Lauren’s second research stage examines how these threatening, mortality-related messages influence appraisal of differently gendered water decision makers. Environmental scholars and political scientists have noted innovative, diverse, collaborative solutions are needed to resolve water crises, yet innovation and technology are male-dominated fields. Discussing threatening water scenarios in these spaces may increase mortality salience, thus increasing ingroup preference and outgroup derogation – potentially increasing gender biases and making it difficult for non-male genders to have their contributions valued. Successful, effective water solutions require input from diverse end-users, not a narrow subset. Given the life-threatening consequences of water crises, determining how to present and discuss these problems, without increasing gender biases and outgroup derogation, is imperative.

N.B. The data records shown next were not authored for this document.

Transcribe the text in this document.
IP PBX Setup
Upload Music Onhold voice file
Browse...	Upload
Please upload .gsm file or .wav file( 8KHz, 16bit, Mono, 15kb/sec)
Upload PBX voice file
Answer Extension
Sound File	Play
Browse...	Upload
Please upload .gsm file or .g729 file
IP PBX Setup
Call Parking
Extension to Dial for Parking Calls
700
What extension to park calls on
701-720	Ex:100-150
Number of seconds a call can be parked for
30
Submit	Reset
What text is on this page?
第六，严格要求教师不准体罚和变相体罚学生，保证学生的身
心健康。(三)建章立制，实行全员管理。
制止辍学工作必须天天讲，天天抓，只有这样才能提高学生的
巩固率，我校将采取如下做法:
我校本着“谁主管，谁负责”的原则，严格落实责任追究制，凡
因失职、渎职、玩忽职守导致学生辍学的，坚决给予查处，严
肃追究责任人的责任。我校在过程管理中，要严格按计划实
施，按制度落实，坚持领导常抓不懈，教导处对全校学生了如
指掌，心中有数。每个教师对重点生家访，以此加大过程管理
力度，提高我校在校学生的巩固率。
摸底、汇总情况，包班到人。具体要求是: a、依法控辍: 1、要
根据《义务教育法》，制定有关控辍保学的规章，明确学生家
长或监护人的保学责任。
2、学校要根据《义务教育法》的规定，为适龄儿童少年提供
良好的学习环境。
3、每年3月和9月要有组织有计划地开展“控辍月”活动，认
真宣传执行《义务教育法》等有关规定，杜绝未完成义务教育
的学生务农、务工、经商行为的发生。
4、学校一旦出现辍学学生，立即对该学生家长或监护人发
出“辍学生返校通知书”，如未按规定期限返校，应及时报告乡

Project Funding: Lauren’s research is graciously funded by the SSHRC Vanier Canada Graduate Scholarship (2020-2023), President’s Graduate Scholarship (2020-2023), HeForShe Gender Equity Research Grant (2019), and the Dean’s Doctoral Initiative with Exceptional Doctoral Student Scholarship (2018-2023). This research has also been supported by Wolfe’s Canada’s Social Science and Humanities Research Council (SSHRC) through their Insight Grant (2018: 435-2018-0142).
Nature-based Awe and Water Professionals
Researcher: Avery Marie Deboer-Smith
Project Description: The research purpose is to explore, evaluate and determine the themes and gaps within contemporary awe literature. Specifically, in this project I will focus on how nature-based awe influences water professionals’ decisions and behaviours in British Columbia and Ontario. The key research question is, “what are the characteristics of water professionals’ nature-based awe experiences”? My hypothesis is that these individuals – professionals working with, for, or around the natural environment of water –may be more exposed to nature-based awe experiences, making them ideal survey candidates. The research goal is to deepen the understanding and potential importance of experiencing a profound emotion such as awe in a nature setting. The anticipated outcomes include a unique understanding of the frequency and type of nature-based awe experiences water professionals’ can or should incorporate into their personal and professional lives.
Project Funding: Avery’s research is supported by funding from SSHRC’s Joseph-Armand Bombardier CGS Masters Scholarship (2019-2022) and the Canadian Federation of University Women’s Centennial Scholarship (2019-2021).